Vice President J.D. Vance’s June 16 appearance on ABC’s “The View” drew roughly 3.331 million viewers, making it the program’s most-watched episode since the day after the 2024 presidential election and its second-most-watched telecast in nearly five and a half years, according to Nielsen Media Research’s Live+Same Day Big Data Plus Panel Program Ratings.
The week of June 15 averaged 2.942 million total viewers for “The View,” a 22% increase over the prior week, according to ABC’s ratings release. The show ranks No. 1 among all broadcast daytime talk programs for the ninth consecutive season.
Mr. Vance appeared on the program to promote his new book, “Communion: Finding My Way Back to Faith,” which traces his return to Christianity and conversion to Catholicism. The book follows his bestselling 2016 memoir, “Hillbilly Elegy.”
During the episode, Mr. Vance fielded pointed questions from the show’s co-hosts on a range of topics, including administration economic policy, the Epstein files, and immigration enforcement. Co-host Joy Behar challenged the vice president over President Trump’s dismissal of affordability concerns, citing White House spending on a ballroom, reflecting pool, and a planned structure dubbed the “Arch de Trumpe.” Mr. Vance replied that Mr. Trump’s position was that Republicans did not cause the country’s affordability problems and said inflation had reached 9 percent under the Biden administration before falling to 3.5% — a figure he called “too high” — adding that the administration was working to bring it to 2.5%.

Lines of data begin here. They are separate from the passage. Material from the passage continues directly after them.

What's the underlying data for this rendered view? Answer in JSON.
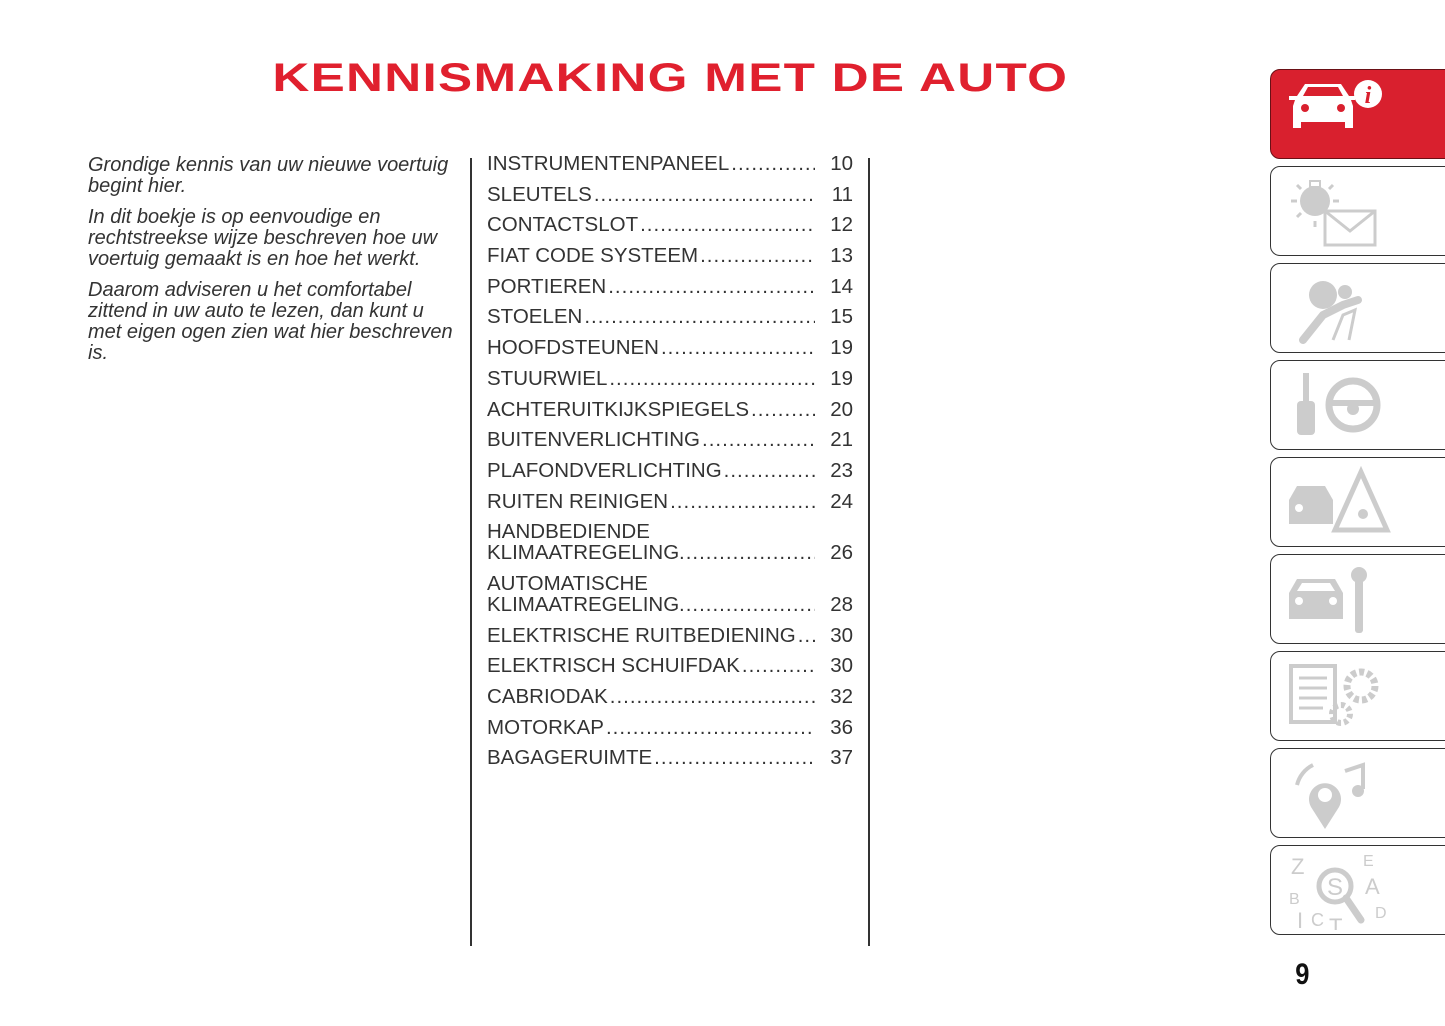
{
  "title": "KENNISMAKING MET DE AUTO",
  "intro": [
    "Grondige kennis van uw nieuwe voertuig begint hier.",
    "In dit boekje is op eenvoudige en rechtstreekse wijze beschreven hoe uw voertuig gemaakt is en hoe het werkt.",
    "Daarom adviseren u het comfortabel zittend in uw auto te lezen, dan kunt u met eigen ogen zien wat hier beschreven is."
  ],
  "toc": [
    {
      "label": "INSTRUMENTENPANEEL",
      "page": "10"
    },
    {
      "label": "SLEUTELS",
      "page": "11"
    },
    {
      "label": "CONTACTSLOT",
      "page": "12"
    },
    {
      "label": "FIAT CODE SYSTEEM",
      "page": "13"
    },
    {
      "label": "PORTIEREN",
      "page": "14"
    },
    {
      "label": "STOELEN",
      "page": "15"
    },
    {
      "label": "HOOFDSTEUNEN",
      "page": "19"
    },
    {
      "label": "STUURWIEL",
      "page": "19"
    },
    {
      "label": "ACHTERUITKIJKSPIEGELS",
      "page": "20"
    },
    {
      "label": "BUITENVERLICHTING",
      "page": "21"
    },
    {
      "label": "PLAFONDVERLICHTING",
      "page": "23"
    },
    {
      "label": "RUITEN REINIGEN",
      "page": "24"
    },
    {
      "label": "HANDBEDIENDE KLIMAATREGELING",
      "page": "26"
    },
    {
      "label": "AUTOMATISCHE KLIMAATREGELING",
      "page": "28"
    },
    {
      "label": "ELEKTRISCHE RUITBEDIENING",
      "page": "30"
    },
    {
      "label": "ELEKTRISCH SCHUIFDAK",
      "page": "30"
    },
    {
      "label": "CABRIODAK",
      "page": "32"
    },
    {
      "label": "MOTORKAP",
      "page": "36"
    },
    {
      "label": "BAGAGERUIMTE",
      "page": "37"
    }
  ],
  "tabs": [
    {
      "icon": "car-info-icon",
      "active": true
    },
    {
      "icon": "warning-light-message-icon",
      "active": false
    },
    {
      "icon": "airbag-seatbelt-icon",
      "active": false
    },
    {
      "icon": "key-steering-wheel-icon",
      "active": false
    },
    {
      "icon": "car-emergency-icon",
      "active": false
    },
    {
      "icon": "car-maintenance-icon",
      "active": false
    },
    {
      "icon": "technical-data-icon",
      "active": false
    },
    {
      "icon": "multimedia-icon",
      "active": false
    },
    {
      "icon": "index-search-icon",
      "active": false
    }
  ],
  "index_letters": [
    "Z",
    "E",
    "B",
    "A",
    "D",
    "I",
    "C",
    "T",
    "S"
  ],
  "page_number": "9",
  "colors": {
    "accent": "#d9202e",
    "icon_gray": "#cccccc"
  }
}
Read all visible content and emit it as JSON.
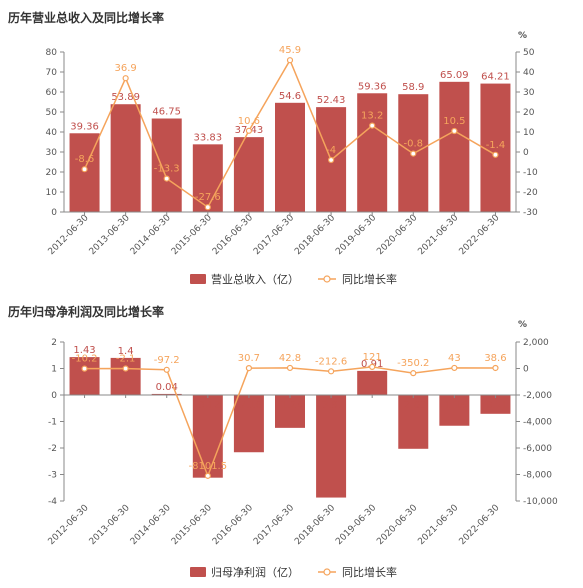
{
  "colors": {
    "bar": "#c0504d",
    "line": "#f5a45c",
    "axis": "#888888",
    "bar_label": "#c0504d",
    "line_label": "#f5a45c"
  },
  "chart_data": [
    {
      "type": "bar",
      "title": "历年营业总收入及同比增长率",
      "categories": [
        "2012-06-30",
        "2013-06-30",
        "2014-06-30",
        "2015-06-30",
        "2016-06-30",
        "2017-06-30",
        "2018-06-30",
        "2019-06-30",
        "2020-06-30",
        "2021-06-30",
        "2022-06-30"
      ],
      "series": [
        {
          "name": "营业总收入（亿）",
          "type": "bar",
          "axis": "left",
          "values": [
            39.36,
            53.89,
            46.75,
            33.83,
            37.43,
            54.6,
            52.43,
            59.36,
            58.9,
            65.09,
            64.21
          ],
          "labels": [
            "39.36",
            "53.89",
            "46.75",
            "33.83",
            "37.43",
            "54.6",
            "52.43",
            "59.36",
            "58.9",
            "65.09",
            "64.21"
          ]
        },
        {
          "name": "同比增长率",
          "type": "line",
          "axis": "right",
          "values": [
            -8.6,
            36.9,
            -13.3,
            -27.6,
            10.6,
            45.9,
            -4,
            13.2,
            -0.8,
            10.5,
            -1.4
          ],
          "labels": [
            "-8.6",
            "36.9",
            "-13.3",
            "-27.6",
            "10.6",
            "45.9",
            "-4",
            "13.2",
            "-0.8",
            "10.5",
            "-1.4"
          ]
        }
      ],
      "y_left": {
        "ylim": [
          0,
          80
        ],
        "ticks": [
          "0",
          "10",
          "20",
          "30",
          "40",
          "50",
          "60",
          "70",
          "80"
        ]
      },
      "y_right": {
        "label": "%",
        "ylim": [
          -30,
          50
        ],
        "ticks": [
          "-30",
          "-20",
          "-10",
          "0",
          "10",
          "20",
          "30",
          "40",
          "50"
        ]
      },
      "legend": "bottom"
    },
    {
      "type": "bar",
      "title": "历年归母净利润及同比增长率",
      "categories": [
        "2012-06-30",
        "2013-06-30",
        "2014-06-30",
        "2015-06-30",
        "2016-06-30",
        "2017-06-30",
        "2018-06-30",
        "2019-06-30",
        "2020-06-30",
        "2021-06-30",
        "2022-06-30"
      ],
      "series": [
        {
          "name": "归母净利润（亿）",
          "type": "bar",
          "axis": "left",
          "values": [
            1.43,
            1.4,
            0.04,
            -3.12,
            -2.16,
            -1.24,
            -3.87,
            0.91,
            -2.03,
            -1.16,
            -0.71
          ],
          "labels": [
            "1.43",
            "1.4",
            "0.04",
            "-3.12",
            "-2.16",
            "-1.24",
            "-3.87",
            "0.91",
            "-2.03",
            "-1.16",
            "-0.71"
          ]
        },
        {
          "name": "同比增长率",
          "type": "line",
          "axis": "right",
          "values": [
            -10.2,
            -2.1,
            -97.2,
            -8101.5,
            30.7,
            42.8,
            -212.6,
            121,
            -350.2,
            43,
            38.6
          ],
          "labels": [
            "-10.2",
            "-2.1",
            "-97.2",
            "-8101.5",
            "30.7",
            "42.8",
            "-212.6",
            "121",
            "-350.2",
            "43",
            "38.6"
          ]
        }
      ],
      "y_left": {
        "ylim": [
          -4,
          2
        ],
        "ticks": [
          "-4",
          "-3",
          "-2",
          "-1",
          "0",
          "1",
          "2"
        ]
      },
      "y_right": {
        "label": "%",
        "ylim": [
          -10000,
          2000
        ],
        "ticks": [
          "-10,000",
          "-8,000",
          "-6,000",
          "-4,000",
          "-2,000",
          "0",
          "2,000"
        ]
      },
      "legend": "bottom"
    }
  ]
}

Co-host Sunny Hostin pressed Mr. Vance on a New York Times report identifying him as a leading advocate behind the scenes for releasing the Epstein files. Mr. Vance disputed the framing, saying people should not believe everything they read in newspapers, but said he personally wanted “full transparency” because Jeffrey Epstein was “clearly a sex predator” connected to powerful figures. He pointed to the Epstein Files Transparency Act and said Mr. Trump had reported Epstein to law enforcement.
The appearance aired amid a broader dispute between ABC and the Federal Communications Commission, which is weighing whether “The View” qualifies as a “bona fide” news program exempt from equal-time requirements for political candidates.